Laetitia Carton habite le Plateau de Millevaches depuis 2008. Elle est née en 1974, à Vichy. Depuis dix ans, elle fait des films. À 17 ans, elle voulait déjà faire du cinéma mais on lui a dit qu’il n’y avait pas de débouché, alors elle a fait une fac de psycho où elle s'est bien ennuyée. Finalement elle a passé cinq années à l’école d’art de Clermont-Ferrand, où elle s'est beaucoup plue. Un passage par le post-diplôme de l’école d’art de Lyon, l'a finalement amenée sur le chemin du cinéma et elle est entrée à l’école du documentaire de Lussas. Son master 2 en poche, elle a voyagé jusqu’à Cuba pour accompagner son film de fin d’études : D’un chagrin j’ai fait un repos. En 2009, elle a réalisé pour la télévision son premier long-métrage : La Pieuvre. Il racontait l’histoire de sa famille et d’une maladie génétique neuro-dégénérative qui la décime. En 2006, elle a commencé à tourner J’avancerai vers toi avec les yeux d’un sourd, une lettre en cinéma à un ami sourd, mort en 2004, où elle lui donne des nouvelles de son pays. Enfin terminé, il est sorti en salles en janvier 2016. Pendant cette décennie consacrée à ce film, elle a eu besoin de se changer les idées et a eu envie, avec son ami Baudoin, auteur de bandes dessinées, de faire un film. Edmond, un portrait de Baudoin est sorti en salles en septembre 2015. Elle aime trouver des prétextes pour continuer de travailler avec lui comme avec cette semaine de résidence à Faux-la-Montagne qui est à l'origine de ce livre.

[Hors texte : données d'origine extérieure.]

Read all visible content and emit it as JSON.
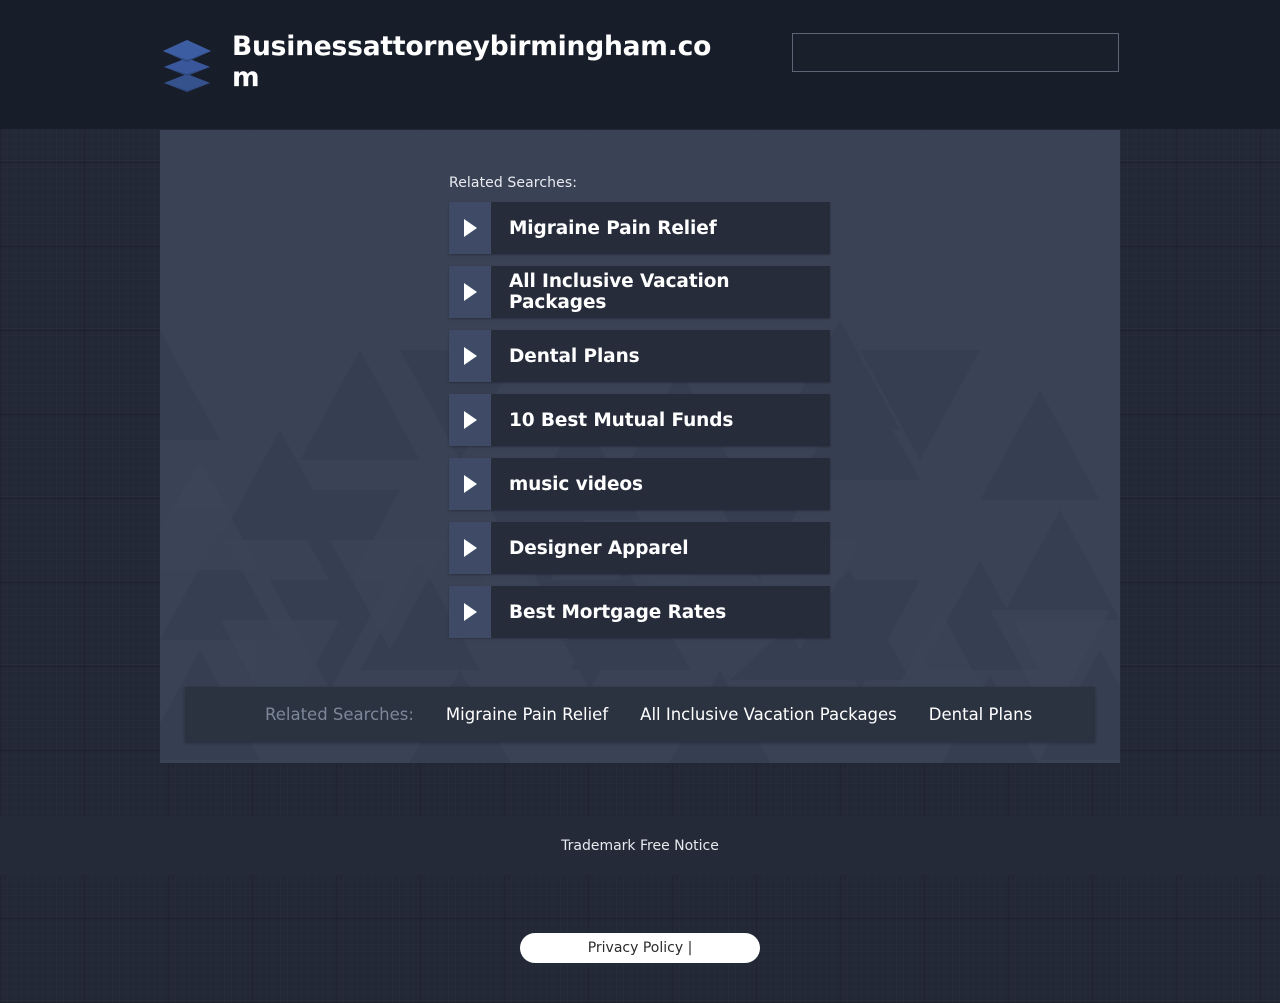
{
  "header": {
    "logo_icon": "stacked-layers-icon",
    "brand_title": "Businessattorneybirmingham.com",
    "search": {
      "value": "",
      "placeholder": ""
    },
    "background_color": "#181e29"
  },
  "main": {
    "related_label": "Related Searches:",
    "panel_color": "#3a4255",
    "item_arrow_color": "#3f4a66",
    "item_text_bg": "#262c3a",
    "items": [
      {
        "label": "Migraine Pain Relief",
        "icon": "play-triangle-icon"
      },
      {
        "label": "All Inclusive Vacation Packages",
        "icon": "play-triangle-icon"
      },
      {
        "label": "Dental Plans",
        "icon": "play-triangle-icon"
      },
      {
        "label": "10 Best Mutual Funds",
        "icon": "play-triangle-icon"
      },
      {
        "label": "music videos",
        "icon": "play-triangle-icon"
      },
      {
        "label": "Designer Apparel",
        "icon": "play-triangle-icon"
      },
      {
        "label": "Best Mortgage Rates",
        "icon": "play-triangle-icon"
      }
    ]
  },
  "related_bar": {
    "label": "Related Searches:",
    "label_color": "#7c8799",
    "links": [
      "Migraine Pain Relief",
      "All Inclusive Vacation Packages",
      "Dental Plans"
    ]
  },
  "footer": {
    "trademark_notice": "Trademark Free Notice",
    "privacy_policy": "Privacy Policy |"
  }
}
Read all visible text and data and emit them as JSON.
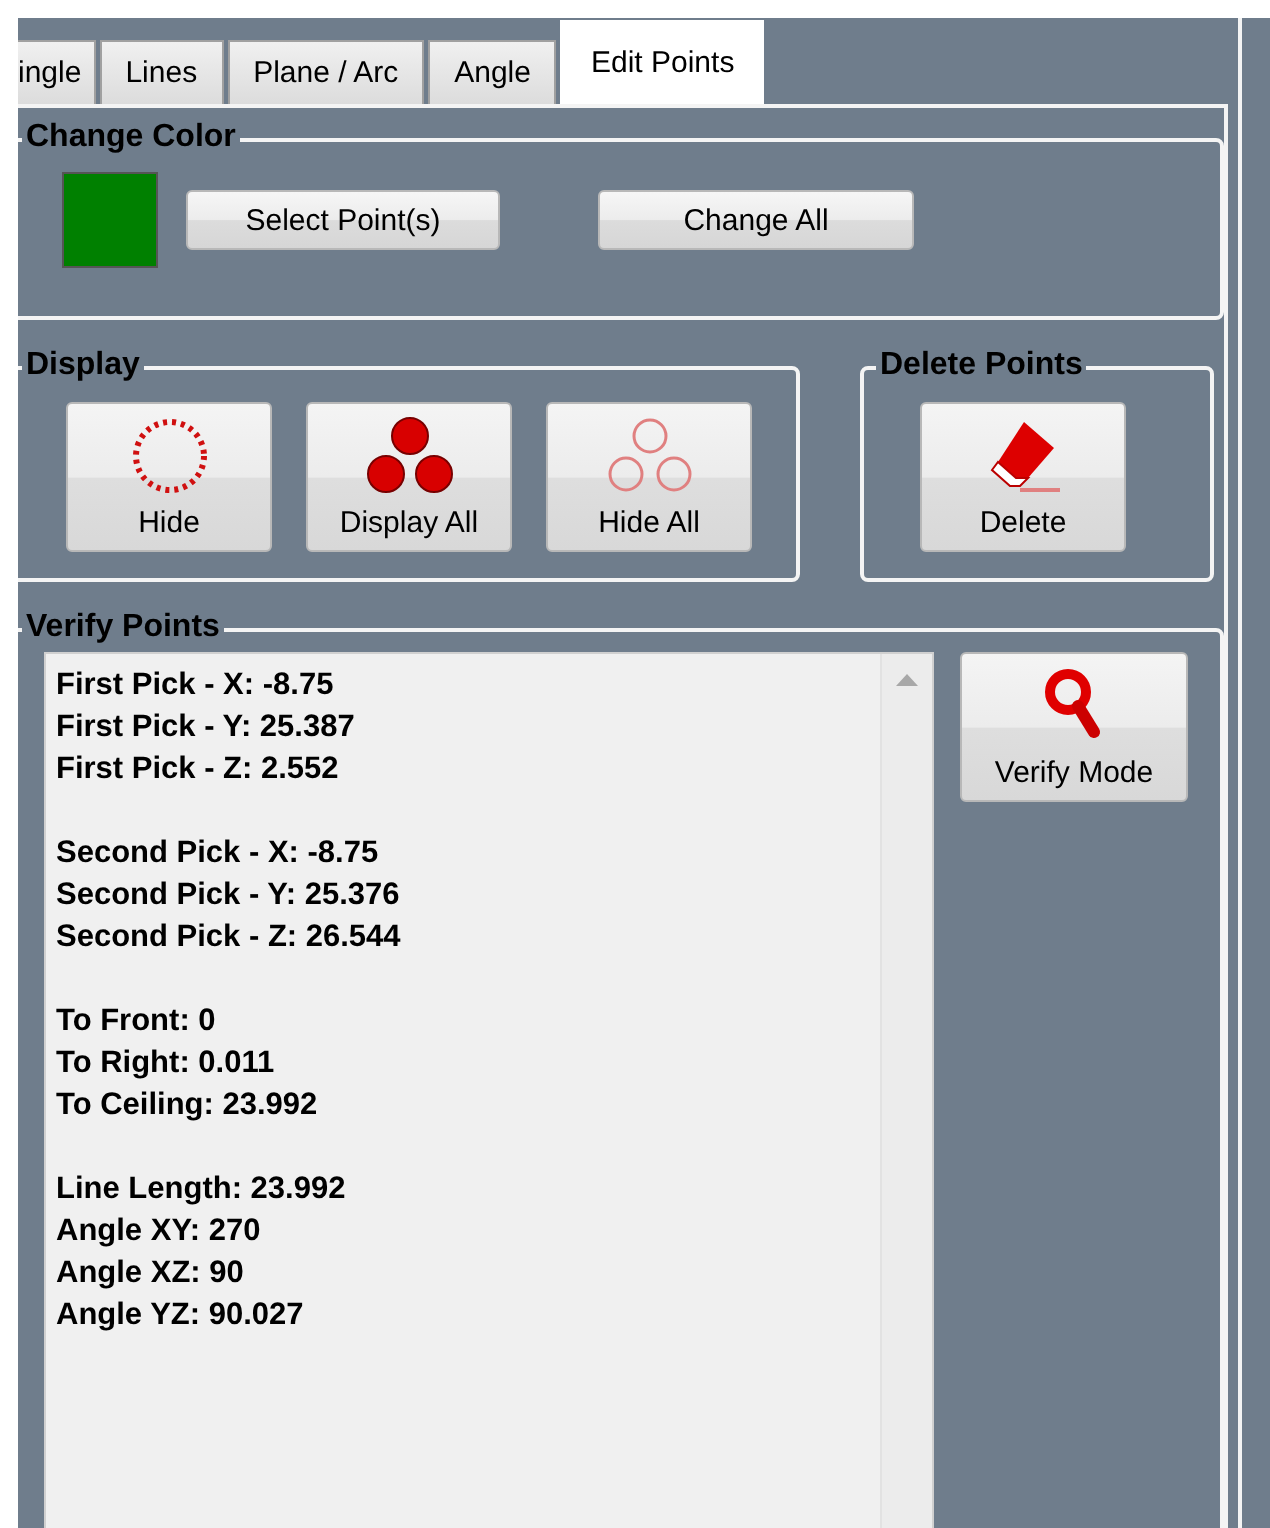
{
  "tabs": [
    {
      "label": "ingle",
      "selected": false
    },
    {
      "label": "Lines",
      "selected": false
    },
    {
      "label": "Plane / Arc",
      "selected": false
    },
    {
      "label": "Angle",
      "selected": false
    },
    {
      "label": "Edit Points",
      "selected": true
    }
  ],
  "change_color": {
    "title": "Change Color",
    "color": "#008000",
    "buttons": [
      "Select Point(s)",
      "Change All"
    ]
  },
  "display": {
    "title": "Display",
    "buttons": [
      {
        "label": "Hide",
        "kind": "hide"
      },
      {
        "label": "Display All",
        "kind": "show"
      },
      {
        "label": "Hide All",
        "kind": "hideall"
      }
    ]
  },
  "delete_points": {
    "title": "Delete Points",
    "buttons": [
      {
        "label": "Delete",
        "kind": "erase"
      }
    ]
  },
  "verify_points": {
    "title": "Verify Points",
    "groups": [
      [
        "First Pick - X: -8.75",
        "First Pick - Y: 25.387",
        "First Pick - Z: 2.552"
      ],
      [
        "Second Pick - X: -8.75",
        "Second Pick - Y: 25.376",
        "Second Pick - Z: 26.544"
      ],
      [
        "To Front: 0",
        "To Right: 0.011",
        "To Ceiling: 23.992"
      ],
      [
        "Line Length: 23.992",
        "Angle XY: 270",
        "Angle XZ: 90",
        "Angle YZ: 90.027"
      ]
    ],
    "button": {
      "label": "Verify Mode",
      "kind": "verify"
    }
  }
}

Le commentaire des éditeurs

L'évolution récente des villages a intéressé les historiens et les sociologues qui, ailleurs en France, ont observé la transformation des communes rurales françaises. Parmi les plus récents à s’être penchés sur ce thème, un anthropologue et un sociologue. Le premier, décrivant son village de Chichery, dans l’Yonne, parle d’un « village métamorphosé » qui n’est plus vraiment un village mais qui ressemble de plus en plus à une zone suburbaine, à quatorze kilomètres d’une grande ville (Auxerre) et à deux heures de route de Paris. Le second, étudiant le village de Cadenet, dans le Vaucluse, parle carrément de « la fin du village ». Là encore, la culture urbaine semble avoir fait disparaître une antique civilisation qui ne subsisterait plus que dans quelques écomusées. À la différence de Chichery et de Cadenet, c’est peut-être la chance de Faux-la-Montagne de ne pas s’être trouvé si proche d’une grande agglomération qui l’aurait englouti ou asphyxié. Trop loin de tout, le village, s’il ne voulait pas mourir, devait réagir. Refusant la fin programmée diagnostiquée par Le Goff, il a réussi une reconversion qui fait qu’aujourd’hui, sa population croît à nouveau. Mais pour croître il faut y croire, et c’est cette première conversion qu’en trente ans Faux-la-Montagne a vécue. En ce sens ce livre apporte des éléments intéressants au débat qui oppose ceux qui voient dans le renouveau démographique des espaces ruraux un phénomène d' « urbanisation des campagnes » où ces dernières ne seraient plus que la lointaine périphérie des villes, une sorte de stade ultime de l'urbanisation, à ceux qui y décèlent plutôt le « triomphe d'une nouvelle ruralité » où les points faibles d'hier sont devenus des atouts.